Ridley Nutrition Services is one of the participating organizations at the event. Dan Dhuyvetter, the Director of Marketing at Ridley Nutrition Services and a speaker at the conference, explains his company’s emphasis on sustainable pastureland management for beef production. “The land resource, particularly with grazing animals, is the largest resource base that they use in terms of their nutrition programs. So, it’s very important to make sure that we utilize that resource very conservatively.” As part of his “Building Blocks for Better Beef Production” presentation, he highlights the use of new technologies for delivering supplemental nutrients to improve the efficiency of beef production, which helps maintain the health of the cattle – and the quality of the beef – while minimizing the potential for strain on the pastureland resource.
Mark Lyons, the global vice president of AllTech, flew in for the conference from his new home in China. In that part of the world, air pollution is a hot topic. Lyons is optimistic that the eastern hemisphere is headed in the right direction to help the agriculture in those areas. One way that China’s government is stepping in to save the agriculture is by shutting down farms in highly populated areas and moving them.

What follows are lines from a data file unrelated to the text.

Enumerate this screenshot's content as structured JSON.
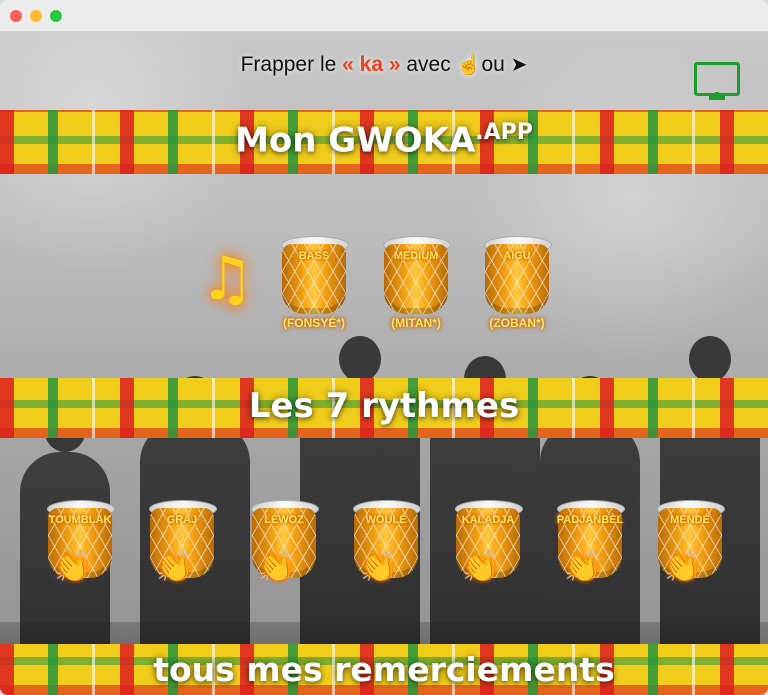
{
  "window": {
    "controls": [
      "close",
      "minimize",
      "zoom"
    ]
  },
  "hint": {
    "prefix": "Frapper le ",
    "ka": "« ka »",
    "middle": " avec ",
    "touch_icon": "☝",
    "or": "ou",
    "cursor_icon": "➤"
  },
  "top_right_icon": "monitor-icon",
  "banners": {
    "app_title": "Mon GWOKA",
    "app_title_suffix": ".APP",
    "rhythms": "Les 7 rythmes",
    "thanks": "tous mes remerciements"
  },
  "music_icon": "♫",
  "drums": [
    {
      "label": "BASS",
      "sub": "(FONSYÉ*)"
    },
    {
      "label": "MEDIUM",
      "sub": "(MITAN*)"
    },
    {
      "label": "AIGU",
      "sub": "(ZOBAN*)"
    }
  ],
  "rhythms": [
    {
      "label": "TOUMBLAK"
    },
    {
      "label": "GRAJ"
    },
    {
      "label": "LÉWOZ"
    },
    {
      "label": "WOULÉ"
    },
    {
      "label": "KALADJA"
    },
    {
      "label": "PADJANBÈL"
    },
    {
      "label": "MENDÉ"
    }
  ],
  "colors": {
    "madras_yellow": "#f0cc1b",
    "madras_red": "#dc1e1e",
    "madras_green": "#28963c",
    "ka_accent": "#e8431d",
    "monitor_green": "#1f9a2b",
    "glow_yellow": "#ffd21a"
  }
}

Lyons has seen the conference grow firsthand. “It has transformed from biotechnology in the feed industry to really an adult leadership visionary event,” he says.
David Hunt, the CEO and Founder of Cainthus, a company that specializes in livestock and crop analytics, discusses what the digital revolution means for farmers. The most significant trend he has seen recently is that more and more farmers are using drones and other new digital technologies to evaluate crop health. Hunt says that the real value of these technological innovations and the data they generate is that farmers can easily share this data with each other, to the overall benefit of agricultural efforts on a larger scale.
Water conservation is an area of expertise for Nicolas Body, the Alltech Crop Science European Technical Manager. He says that there are different ways of finding the solution to a growing population and a trickling water supply, but it all comes down to using the water efficiently.